The girls' school organized a swim party and everybody was asked to bring snacks. We brought a nice cake and there was fruit and a lot of snacks with peanut-butter. Solange came home with that face. The one I know so well. No anger just frustration. She didn't eat anything. Too much risk.
Her sisters with their bellies full, almost exhausted by the sugar. It's party time, sweet is delicious and especially to take a bite of every different piece seems the perfect thrill.
I wonder, should you, as a school and as a team of teachers take care of kids with food related allergies?
Is the fun of a gathering about all the participants?
How does the community deals with a minority?
A thought could be about the fact: that at the campus there are kids with serious allergies. A next step could be: a policy about allergies.
In the meantime Solange will stay healthy knowing she can't eat any snack most of the time, which is not to bad neither. She just does not eat because the food that is proposed could harm her body.
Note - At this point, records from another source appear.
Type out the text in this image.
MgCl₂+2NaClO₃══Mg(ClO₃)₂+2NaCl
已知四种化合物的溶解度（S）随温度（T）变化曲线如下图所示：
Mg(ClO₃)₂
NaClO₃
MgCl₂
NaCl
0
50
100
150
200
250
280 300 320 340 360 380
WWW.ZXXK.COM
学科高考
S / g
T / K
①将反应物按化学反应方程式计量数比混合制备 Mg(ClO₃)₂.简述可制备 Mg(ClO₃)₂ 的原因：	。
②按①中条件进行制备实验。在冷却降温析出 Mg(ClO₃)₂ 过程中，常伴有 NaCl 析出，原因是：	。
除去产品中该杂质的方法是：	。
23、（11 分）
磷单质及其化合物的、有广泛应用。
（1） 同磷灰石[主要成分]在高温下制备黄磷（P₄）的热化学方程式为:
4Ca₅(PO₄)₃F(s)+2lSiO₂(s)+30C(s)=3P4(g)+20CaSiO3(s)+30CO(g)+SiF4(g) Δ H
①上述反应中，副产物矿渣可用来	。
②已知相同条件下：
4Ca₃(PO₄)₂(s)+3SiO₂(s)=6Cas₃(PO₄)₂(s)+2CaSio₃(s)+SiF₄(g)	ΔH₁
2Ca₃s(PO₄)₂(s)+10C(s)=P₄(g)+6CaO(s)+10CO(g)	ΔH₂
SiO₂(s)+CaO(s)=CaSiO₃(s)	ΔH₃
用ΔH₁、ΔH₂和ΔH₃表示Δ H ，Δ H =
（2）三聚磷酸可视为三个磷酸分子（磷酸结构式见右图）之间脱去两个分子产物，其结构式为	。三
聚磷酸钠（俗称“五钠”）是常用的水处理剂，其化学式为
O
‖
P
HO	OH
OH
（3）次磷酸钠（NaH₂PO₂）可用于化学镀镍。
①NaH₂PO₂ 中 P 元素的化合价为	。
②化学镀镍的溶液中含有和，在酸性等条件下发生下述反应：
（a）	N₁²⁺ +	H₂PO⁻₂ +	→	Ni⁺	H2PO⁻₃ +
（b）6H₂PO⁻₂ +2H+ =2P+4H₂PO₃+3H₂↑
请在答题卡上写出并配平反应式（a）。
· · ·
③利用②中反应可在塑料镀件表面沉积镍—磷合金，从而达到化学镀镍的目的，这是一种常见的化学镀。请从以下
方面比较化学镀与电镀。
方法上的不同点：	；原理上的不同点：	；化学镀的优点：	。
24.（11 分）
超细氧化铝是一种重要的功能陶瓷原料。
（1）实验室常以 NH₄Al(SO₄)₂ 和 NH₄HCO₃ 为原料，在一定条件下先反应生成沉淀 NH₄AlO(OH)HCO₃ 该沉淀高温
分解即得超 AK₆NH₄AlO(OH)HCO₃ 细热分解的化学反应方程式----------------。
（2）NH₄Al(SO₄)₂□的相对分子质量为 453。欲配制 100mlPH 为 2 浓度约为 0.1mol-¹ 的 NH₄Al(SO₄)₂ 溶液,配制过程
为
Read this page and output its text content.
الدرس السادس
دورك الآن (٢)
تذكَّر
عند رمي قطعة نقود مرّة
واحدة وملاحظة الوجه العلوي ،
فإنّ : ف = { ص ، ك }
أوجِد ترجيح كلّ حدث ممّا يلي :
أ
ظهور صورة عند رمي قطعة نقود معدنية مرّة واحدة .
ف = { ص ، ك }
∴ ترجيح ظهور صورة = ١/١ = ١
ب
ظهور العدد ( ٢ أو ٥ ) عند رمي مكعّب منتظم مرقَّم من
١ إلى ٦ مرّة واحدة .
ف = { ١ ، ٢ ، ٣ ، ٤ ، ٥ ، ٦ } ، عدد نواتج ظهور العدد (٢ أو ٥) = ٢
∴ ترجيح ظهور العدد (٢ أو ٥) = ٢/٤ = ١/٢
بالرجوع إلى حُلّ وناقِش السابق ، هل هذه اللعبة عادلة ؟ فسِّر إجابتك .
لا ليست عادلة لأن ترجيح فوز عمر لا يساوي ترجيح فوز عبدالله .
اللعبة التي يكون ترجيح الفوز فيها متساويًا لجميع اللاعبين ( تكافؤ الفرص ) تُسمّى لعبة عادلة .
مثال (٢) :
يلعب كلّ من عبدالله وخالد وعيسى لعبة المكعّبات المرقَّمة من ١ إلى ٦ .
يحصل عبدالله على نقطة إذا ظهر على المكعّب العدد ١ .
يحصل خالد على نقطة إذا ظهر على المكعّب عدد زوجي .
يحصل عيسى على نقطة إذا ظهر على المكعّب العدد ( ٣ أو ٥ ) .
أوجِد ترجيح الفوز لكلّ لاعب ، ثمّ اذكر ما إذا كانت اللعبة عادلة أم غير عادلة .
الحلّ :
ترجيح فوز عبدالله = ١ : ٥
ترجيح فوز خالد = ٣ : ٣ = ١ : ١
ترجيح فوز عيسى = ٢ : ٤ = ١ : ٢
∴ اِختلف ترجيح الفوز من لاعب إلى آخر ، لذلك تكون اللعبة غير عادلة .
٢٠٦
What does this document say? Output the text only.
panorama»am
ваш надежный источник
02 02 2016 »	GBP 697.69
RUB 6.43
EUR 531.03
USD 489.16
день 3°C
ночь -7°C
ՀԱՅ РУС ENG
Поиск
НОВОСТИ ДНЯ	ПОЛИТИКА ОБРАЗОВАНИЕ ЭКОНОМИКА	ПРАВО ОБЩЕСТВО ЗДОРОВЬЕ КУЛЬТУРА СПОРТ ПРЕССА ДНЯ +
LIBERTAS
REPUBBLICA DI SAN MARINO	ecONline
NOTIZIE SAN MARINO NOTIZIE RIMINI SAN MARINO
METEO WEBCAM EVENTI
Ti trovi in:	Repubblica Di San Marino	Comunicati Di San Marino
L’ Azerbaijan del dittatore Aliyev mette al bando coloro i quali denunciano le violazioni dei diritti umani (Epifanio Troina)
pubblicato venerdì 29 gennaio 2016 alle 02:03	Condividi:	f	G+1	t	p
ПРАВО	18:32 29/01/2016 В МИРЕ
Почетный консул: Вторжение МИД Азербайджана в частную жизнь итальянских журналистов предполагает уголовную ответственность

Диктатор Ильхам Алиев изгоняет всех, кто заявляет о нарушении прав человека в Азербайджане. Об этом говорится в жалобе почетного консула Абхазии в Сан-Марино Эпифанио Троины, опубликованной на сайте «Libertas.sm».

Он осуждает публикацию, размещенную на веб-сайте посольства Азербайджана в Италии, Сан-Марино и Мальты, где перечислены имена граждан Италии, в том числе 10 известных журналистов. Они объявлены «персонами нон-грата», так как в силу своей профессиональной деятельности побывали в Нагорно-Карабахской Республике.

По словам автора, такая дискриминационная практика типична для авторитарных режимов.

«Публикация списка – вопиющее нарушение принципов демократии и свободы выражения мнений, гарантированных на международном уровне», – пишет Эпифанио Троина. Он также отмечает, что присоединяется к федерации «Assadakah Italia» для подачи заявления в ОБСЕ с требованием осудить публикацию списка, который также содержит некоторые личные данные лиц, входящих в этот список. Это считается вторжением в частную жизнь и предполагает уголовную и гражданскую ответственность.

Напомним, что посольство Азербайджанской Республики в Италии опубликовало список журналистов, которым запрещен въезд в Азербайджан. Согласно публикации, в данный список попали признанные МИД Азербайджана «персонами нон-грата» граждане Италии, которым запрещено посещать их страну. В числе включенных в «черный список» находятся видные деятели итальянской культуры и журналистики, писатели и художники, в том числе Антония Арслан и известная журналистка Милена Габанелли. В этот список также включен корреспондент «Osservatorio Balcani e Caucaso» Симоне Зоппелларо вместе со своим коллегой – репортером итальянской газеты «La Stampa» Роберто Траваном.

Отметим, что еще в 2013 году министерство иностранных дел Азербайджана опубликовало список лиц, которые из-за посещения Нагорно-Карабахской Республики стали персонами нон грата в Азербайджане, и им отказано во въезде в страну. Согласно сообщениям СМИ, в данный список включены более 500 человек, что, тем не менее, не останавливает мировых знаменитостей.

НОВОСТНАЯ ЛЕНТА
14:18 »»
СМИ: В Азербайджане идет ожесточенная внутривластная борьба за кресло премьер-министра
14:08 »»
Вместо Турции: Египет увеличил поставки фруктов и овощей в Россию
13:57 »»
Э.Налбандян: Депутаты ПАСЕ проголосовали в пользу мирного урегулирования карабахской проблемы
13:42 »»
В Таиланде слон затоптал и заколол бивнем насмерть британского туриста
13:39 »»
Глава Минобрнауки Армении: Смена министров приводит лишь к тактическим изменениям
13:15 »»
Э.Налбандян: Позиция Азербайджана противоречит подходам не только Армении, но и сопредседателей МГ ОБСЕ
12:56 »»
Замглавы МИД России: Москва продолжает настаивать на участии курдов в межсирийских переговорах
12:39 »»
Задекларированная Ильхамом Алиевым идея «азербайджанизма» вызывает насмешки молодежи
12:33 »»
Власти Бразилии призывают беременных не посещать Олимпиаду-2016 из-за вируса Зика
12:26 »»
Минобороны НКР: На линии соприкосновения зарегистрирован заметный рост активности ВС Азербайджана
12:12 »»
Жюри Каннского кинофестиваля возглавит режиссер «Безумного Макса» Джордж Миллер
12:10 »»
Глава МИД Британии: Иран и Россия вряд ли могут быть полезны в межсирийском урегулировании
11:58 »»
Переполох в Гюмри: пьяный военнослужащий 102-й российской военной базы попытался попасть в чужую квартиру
In the kitchen she makes herself a nice snack:
two slices of bread with Emmental cheese, slices tomato and dried herbes from the Provence.
Grilled in the toaster.
So,should I propose at school a more attentive way of acting about peanuts? There is no allergy policy at all. What is the right balance and how should one proceed? I know that in the United States there is a package of rules and measures, a serious school policy about allergies. The lobby is impressive. We have never been there, we had the girls in European schools. In the schools we frequented the whole issue about allergies was most of the time a personal adventure and not implemented as such in the school policy.
It remained foremost a family topic and we took care of it. The situation was clear. We didn't expect something from their side.
Which seems reasonable. But at the same time I think, some training and explanation in classes could be very helpful. Creating empathy and understanding without the focus on a peanut free campus.